By: Angie Haddock
When eighteen-year-old witch Iris Gray accidentally enacts a curse that could have dire consequences, she must team up with a boy who hates witches to make sure her magic isn’t unleashed on the world.
Iris and her mom are both witches. Iris’ best friend back home, Amy, was a witch, too. But she got into trouble, and the witch council took her magic away. Iris was present, but the council determined that she was not involved. Not everyone trusted her after that incident, though, and eventually she and her mom moved away to start over. Her dad did not come with them, which causes Iris to not want to get close to new people. She is especially guarded about being a witch. If even her own dad ended up not being able to handle it, why would other people?

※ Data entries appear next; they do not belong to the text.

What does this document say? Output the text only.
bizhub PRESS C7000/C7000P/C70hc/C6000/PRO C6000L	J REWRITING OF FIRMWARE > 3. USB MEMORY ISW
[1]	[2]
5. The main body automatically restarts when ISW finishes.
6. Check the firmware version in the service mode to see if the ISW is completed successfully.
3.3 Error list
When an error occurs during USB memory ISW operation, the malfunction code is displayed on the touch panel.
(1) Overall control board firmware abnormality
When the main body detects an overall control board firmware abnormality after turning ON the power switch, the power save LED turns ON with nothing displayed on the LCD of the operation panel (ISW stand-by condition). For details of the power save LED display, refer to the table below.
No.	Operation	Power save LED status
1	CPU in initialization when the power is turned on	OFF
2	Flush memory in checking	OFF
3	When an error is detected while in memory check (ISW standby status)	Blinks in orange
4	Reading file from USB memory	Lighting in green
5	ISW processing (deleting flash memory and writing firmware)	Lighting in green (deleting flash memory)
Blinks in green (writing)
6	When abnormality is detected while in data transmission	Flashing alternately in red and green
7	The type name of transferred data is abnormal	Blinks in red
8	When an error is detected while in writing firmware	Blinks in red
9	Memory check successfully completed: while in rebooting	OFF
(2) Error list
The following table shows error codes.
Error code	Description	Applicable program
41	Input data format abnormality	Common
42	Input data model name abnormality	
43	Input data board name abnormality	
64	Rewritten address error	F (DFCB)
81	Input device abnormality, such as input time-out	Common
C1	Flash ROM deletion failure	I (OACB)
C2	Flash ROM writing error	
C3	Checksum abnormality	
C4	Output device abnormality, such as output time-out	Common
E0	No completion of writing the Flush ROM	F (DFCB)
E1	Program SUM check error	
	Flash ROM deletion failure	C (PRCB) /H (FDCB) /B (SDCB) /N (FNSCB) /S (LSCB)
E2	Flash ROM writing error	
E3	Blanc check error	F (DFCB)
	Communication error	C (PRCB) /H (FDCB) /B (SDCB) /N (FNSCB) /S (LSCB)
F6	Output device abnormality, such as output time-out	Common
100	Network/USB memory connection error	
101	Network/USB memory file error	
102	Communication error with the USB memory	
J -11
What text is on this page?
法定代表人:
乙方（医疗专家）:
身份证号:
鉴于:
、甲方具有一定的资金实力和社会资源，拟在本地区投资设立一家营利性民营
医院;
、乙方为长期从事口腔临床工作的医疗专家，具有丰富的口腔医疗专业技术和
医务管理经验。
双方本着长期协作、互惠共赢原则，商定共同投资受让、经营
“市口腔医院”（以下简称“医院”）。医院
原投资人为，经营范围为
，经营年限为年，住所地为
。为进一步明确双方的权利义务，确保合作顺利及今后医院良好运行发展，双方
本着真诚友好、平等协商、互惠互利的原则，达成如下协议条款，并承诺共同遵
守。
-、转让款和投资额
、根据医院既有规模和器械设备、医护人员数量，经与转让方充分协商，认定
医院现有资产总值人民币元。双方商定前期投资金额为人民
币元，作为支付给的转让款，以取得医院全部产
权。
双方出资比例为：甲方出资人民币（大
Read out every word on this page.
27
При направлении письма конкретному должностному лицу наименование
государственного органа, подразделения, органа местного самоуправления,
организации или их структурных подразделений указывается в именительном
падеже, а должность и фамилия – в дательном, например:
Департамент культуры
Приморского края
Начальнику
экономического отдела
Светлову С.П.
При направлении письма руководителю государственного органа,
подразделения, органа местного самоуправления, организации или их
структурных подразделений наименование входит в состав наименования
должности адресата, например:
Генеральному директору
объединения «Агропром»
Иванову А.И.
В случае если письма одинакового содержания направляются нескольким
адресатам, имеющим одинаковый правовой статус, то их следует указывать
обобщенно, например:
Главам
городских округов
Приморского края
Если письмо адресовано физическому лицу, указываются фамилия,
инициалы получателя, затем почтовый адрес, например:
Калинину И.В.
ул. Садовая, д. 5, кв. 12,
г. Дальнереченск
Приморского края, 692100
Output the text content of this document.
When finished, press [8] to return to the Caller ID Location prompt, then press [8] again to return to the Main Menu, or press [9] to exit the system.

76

Their new home is in the Pacific Northwest, where they run a wildlife refuge. It’s perfect for them, as their magic is one that focuses on animals. An old friend of her mom’s is also in the area, and runs a restaurant. They’ve established a good “home” there.
Pike Adler, a college student studying ornithology, is interning at the refuge. Not only is he cocky, but he mentions more than once that he hates witches. This makes Iris feel threatened. She doesn’t want her or her mom’s lives disrupted again, not when they seem to have found the perfect place. So she writes a curse for Pike. Now, she wasn’t really intending on cursing him – the plan was to write it out and not use it. Like some people write angry letters they don’t ever send. She means to bind the curse to a bundle of herbs, and burn it. No one gets hurt, right?
Except that an owl swoops down while she’s doing this ritual, and now the owl carries the curse. And then he flies away.
Obviously, Iris is panicking and wants to go after the owl. She knows how much trouble she could cause with the curse out there in the wild, and she’s already had to witness her best friend lose her sense of magic. Her mom, not knowing about the curse part, agrees to let Iris track the owl and try to bring him back… if she takes Pike along. He is a bird expert in training, after all.
This is a YA book, so of course some romance blossoms during their adventures. And in fact, the ending is a little too happy to be believable, in my opinion. (It’s fine, it’s what the audience probably wants, but it’s not super realistic. But then again, it’s a book about magic, so…) But I enjoyed the adventures they have trying to get to the owl, nonetheless. The book takes place in the spring, but I felt like summer was still a great time to be reading about nature, hiking, and camping (and s’mores).